Сегодня этого недостаточно. Слишком мягко. Нужно совсем другое.
Я засовываю руки в карманы. Что за мысли лезли в голову.
И как я ни старалась успокоить себя, вновь и вновь встает этот жуткий вопрос: почему я?
Меня не оставляет неприятное предчувствие, что это – только начало. Я понимаю, что все кончено. Однако во всем этом есть своя справедливость. Я надеюсь, что ошибся.
Ну конечно ошибся. Даже думать об этом – безумие. Что я знаю наверняка, так это к чему все это приведет. В этом можно не сомневаться.
Я теперь тот, кто действует. Я – Исполнитель, и я наконец то существую. Но в этом нет никакого интереса. Никакого риска.
Нет нужды торопить события, думаю я.
Я не знаю из за чего это всё началось. Кажется, кого то из оппозиции власти посадили без оснований, из за чего оппозиция взбунтовалась.
Очень сложно описать чувства, которые переполняют. Всё, что я здесь описываю — это лишь отзвук того, что происходило на самом деле. Я перечитал на досуге свои записи, и пришёл к выводу, что не смог описать ситуации, которая сложилась. Что то непонятное, совсем непонятное творится.
Жара становится нестерпимой. Кажется, воздух спекается в легких. Один вдыхает то, что выдыхает другой.
Надо сосредоточиться. Я здесь не просто так, а по важному делу. Надо сосредоточиться.
Город остается прежним, но окружающий мир становится совсем другим.
Я чувствую, что происходит что то действительно важное, способное изменить весь ход моей тоскливо однообразной жизни. Я ненавидел себя и никак не могу понять, что нужно сделать, чтобы избавиться от этого чувства.
По крайней мере, ненависти не испытываю.
Я до боли сжимаю кулаки. Плотно прикрываю веки, пытаясь разобраться в хитросплетении собственных мыслей. Там таится нечто невообразимое.
- Все будет нормально.
Если повторять это достаточно часто, так и получится. Мой голос звучит весело, но на деле мне не до веселья. Напряжение не спадает.
Я зеваю. Привстаю на цыпочки. Кручу головой. Потягиваюсь. Что я здесь делаю? Что-то определенно происходит вокруг меня, и я не собираюсь просто стоять здесь. Они думают, что мы я так шутим. А что им еще думать?
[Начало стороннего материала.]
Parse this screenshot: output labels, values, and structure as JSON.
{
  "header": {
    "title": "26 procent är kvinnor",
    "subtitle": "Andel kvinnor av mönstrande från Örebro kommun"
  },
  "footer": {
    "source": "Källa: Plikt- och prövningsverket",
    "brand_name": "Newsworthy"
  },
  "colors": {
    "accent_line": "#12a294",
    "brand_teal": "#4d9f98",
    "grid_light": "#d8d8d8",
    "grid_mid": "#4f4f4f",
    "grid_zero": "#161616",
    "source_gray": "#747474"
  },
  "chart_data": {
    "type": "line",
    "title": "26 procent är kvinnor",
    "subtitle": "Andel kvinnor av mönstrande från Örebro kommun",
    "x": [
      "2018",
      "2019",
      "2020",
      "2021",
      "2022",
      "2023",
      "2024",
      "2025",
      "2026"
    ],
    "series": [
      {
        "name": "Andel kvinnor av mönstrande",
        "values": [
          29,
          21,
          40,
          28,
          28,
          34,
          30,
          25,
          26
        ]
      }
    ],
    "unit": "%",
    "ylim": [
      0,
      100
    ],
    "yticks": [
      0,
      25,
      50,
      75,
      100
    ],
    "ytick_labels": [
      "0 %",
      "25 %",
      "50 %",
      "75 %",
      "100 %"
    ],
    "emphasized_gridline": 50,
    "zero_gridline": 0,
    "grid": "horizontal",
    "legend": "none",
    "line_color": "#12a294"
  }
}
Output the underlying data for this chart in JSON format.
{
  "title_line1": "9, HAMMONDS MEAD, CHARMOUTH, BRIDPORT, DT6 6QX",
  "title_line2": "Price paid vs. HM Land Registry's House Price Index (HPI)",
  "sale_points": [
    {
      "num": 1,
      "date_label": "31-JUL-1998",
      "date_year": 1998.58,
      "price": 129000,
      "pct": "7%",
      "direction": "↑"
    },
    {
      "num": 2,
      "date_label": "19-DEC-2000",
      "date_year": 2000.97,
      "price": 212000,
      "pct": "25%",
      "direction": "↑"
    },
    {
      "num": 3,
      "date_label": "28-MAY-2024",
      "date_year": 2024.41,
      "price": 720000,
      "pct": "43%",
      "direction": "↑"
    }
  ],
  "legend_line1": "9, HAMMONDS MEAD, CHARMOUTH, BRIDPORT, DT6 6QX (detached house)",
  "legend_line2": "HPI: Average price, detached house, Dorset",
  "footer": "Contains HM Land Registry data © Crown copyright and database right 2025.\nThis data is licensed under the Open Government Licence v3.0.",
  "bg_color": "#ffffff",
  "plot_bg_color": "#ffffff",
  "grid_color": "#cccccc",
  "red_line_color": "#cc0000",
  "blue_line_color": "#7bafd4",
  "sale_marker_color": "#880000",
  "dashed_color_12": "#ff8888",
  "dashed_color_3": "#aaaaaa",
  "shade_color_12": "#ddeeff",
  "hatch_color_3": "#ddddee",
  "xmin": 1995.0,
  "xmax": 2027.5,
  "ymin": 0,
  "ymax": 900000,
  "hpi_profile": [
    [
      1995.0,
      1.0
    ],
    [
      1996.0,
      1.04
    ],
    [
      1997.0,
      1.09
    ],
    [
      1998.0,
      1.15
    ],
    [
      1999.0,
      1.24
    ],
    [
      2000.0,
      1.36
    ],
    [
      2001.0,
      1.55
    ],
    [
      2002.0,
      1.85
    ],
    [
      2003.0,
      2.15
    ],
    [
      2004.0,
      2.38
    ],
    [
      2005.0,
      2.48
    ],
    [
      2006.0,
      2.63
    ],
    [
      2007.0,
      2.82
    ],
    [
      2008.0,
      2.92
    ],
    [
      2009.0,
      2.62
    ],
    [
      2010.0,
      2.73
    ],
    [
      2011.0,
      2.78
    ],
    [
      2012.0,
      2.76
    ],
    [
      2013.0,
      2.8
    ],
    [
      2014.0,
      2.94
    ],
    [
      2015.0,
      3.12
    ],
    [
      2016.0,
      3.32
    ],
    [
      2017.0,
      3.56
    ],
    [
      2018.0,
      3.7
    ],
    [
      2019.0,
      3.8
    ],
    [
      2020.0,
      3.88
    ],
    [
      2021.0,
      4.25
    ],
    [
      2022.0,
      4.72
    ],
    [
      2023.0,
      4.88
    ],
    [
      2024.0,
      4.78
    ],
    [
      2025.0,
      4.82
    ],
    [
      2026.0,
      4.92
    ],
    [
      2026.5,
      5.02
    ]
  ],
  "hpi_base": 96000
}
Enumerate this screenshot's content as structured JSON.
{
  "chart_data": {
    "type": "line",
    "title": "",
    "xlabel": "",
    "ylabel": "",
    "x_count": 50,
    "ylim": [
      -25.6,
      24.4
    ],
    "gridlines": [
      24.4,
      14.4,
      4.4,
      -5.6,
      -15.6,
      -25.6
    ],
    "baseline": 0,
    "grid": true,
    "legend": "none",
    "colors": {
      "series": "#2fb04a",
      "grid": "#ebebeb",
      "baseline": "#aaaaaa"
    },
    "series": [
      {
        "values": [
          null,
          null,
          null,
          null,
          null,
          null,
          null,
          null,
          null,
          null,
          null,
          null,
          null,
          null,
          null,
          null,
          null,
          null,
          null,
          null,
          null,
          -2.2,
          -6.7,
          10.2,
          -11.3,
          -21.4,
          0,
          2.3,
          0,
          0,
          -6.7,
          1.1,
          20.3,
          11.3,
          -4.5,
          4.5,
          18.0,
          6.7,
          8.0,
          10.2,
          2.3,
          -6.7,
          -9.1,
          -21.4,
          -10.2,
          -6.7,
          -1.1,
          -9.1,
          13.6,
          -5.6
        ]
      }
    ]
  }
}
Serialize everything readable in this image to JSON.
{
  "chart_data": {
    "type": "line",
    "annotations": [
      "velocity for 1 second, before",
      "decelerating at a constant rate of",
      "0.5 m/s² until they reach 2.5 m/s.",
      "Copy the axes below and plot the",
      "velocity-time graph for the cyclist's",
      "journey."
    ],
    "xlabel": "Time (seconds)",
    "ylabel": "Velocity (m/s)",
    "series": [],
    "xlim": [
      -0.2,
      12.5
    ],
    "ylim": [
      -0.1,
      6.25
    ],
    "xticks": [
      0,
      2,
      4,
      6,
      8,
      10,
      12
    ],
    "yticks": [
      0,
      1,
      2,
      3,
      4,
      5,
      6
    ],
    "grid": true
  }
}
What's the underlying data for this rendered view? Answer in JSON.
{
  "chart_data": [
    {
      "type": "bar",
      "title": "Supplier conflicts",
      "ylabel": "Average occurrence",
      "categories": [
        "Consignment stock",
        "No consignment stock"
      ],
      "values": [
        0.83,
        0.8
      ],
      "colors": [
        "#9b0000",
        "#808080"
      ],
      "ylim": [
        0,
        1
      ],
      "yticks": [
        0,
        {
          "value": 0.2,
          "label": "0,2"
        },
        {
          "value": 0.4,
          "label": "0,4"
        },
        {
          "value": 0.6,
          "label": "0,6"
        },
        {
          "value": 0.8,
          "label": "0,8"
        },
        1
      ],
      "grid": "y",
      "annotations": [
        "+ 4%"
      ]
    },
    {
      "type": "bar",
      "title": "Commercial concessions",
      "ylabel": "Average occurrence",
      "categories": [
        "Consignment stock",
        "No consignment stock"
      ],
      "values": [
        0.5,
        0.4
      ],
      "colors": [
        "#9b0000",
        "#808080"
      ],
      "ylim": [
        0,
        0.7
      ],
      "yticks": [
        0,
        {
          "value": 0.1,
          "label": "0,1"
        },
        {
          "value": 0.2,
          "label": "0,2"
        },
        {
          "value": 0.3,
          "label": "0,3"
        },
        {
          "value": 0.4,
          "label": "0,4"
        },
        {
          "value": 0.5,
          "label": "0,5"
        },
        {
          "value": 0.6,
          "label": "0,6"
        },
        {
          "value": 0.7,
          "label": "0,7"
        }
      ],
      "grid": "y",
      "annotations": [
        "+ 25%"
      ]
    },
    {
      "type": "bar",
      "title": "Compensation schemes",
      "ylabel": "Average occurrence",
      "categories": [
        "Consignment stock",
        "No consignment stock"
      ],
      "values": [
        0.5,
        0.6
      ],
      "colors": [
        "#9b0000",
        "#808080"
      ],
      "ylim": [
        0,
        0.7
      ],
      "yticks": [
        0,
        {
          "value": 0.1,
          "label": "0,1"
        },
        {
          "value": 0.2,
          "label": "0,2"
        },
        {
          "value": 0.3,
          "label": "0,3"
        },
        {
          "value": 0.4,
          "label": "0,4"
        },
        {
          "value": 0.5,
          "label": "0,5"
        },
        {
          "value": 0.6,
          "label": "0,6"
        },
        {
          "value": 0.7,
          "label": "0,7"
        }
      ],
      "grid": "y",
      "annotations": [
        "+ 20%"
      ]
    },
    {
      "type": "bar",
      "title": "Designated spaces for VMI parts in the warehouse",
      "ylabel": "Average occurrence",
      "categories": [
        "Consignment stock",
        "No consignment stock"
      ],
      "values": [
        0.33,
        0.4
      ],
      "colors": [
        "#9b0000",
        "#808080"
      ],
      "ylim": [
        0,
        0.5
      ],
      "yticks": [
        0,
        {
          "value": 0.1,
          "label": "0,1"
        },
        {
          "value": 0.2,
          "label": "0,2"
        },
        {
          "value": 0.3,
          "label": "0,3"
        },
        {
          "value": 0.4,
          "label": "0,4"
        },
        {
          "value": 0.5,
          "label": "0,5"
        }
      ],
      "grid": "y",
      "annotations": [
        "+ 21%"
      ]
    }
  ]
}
Все лгут – из добрых побуждений, из жалости или из трусости. Размышлять всегда полезно. Это, может, и не самая сильная моя сторона, но стараться всё же надо. Мне все это кажется знакомым. Я думаю: как мало нужно, чтобы казаться другим. Но это еще ничего не значит. Ничто так не поддерживает моральный дух широких слоев населения во времена ограничения свобод, как демонстрация силы.
- Бояться не следует. Следует соблюдать осторожность.
Я никогда раньше так не делал. Неприятное ощущение. Все происходящее слишком легко. Так легко, что я даже не знаю, радоваться этому или нет. Мне становится смешно.
Я начинаю получать удовольствие. Но они всегда побеждают.
37
К горлу подступает нервозность. Со сцены кто-то призывает всех заканчивать митинг и идти оппозиционным маршем на Центральный Избирательный Комитет. На моих глазах мирный протест превращается в революцию.
Меня охватывает непривычный, иррациональный страх; пульс учащается. Солдаты, большей частью юнцы, начинают размахивать длинными резиновыми дубинками.
- Эти разгонят, - говорит кто-то. - Обученные войска.
Хотя бы у кого-то из них есть здравый смысл.
Я начинаю оглядываться вокруг в поисках возможных угроз. При заходе за металлические ограждения я видел только полицейских, никаких отрядов особого назначения не было. Теперь в просветы между головами митингующих иногда можно заметить крыши автомобилей для перевозки заключенных. ОМОН уже близко. Его стянули в тот момент, когда толпа начала собираться за предназначенной для митинга территорией. Как охранники правопорядка могут отреагировать на призыв организаторов идти маршем на Центризбирком? Им явно это не нравится.
Полиция, встретившись с отказом повиноваться, в какой-то момент несколько растерялась, отшатнувшись назад. А толпа, между тем, заводится все больше.
-Отошли, народ, не надо к ментам лезть, - требует один с белой лентой, подталкивая людей в сторону. В драку никто лезть без повода не собирается. Тем более что стражи правопорядка ведут себя корректно – за руки никого не хватают, вежливо вещают в рупор и даже не пытаются никого разгонять.
— Похоже, мы их раздражаем, — замечает он.
«Спокойно, — напоминаю я себе. — Спокойно».
Как подобное могло произойти? Что все это значит?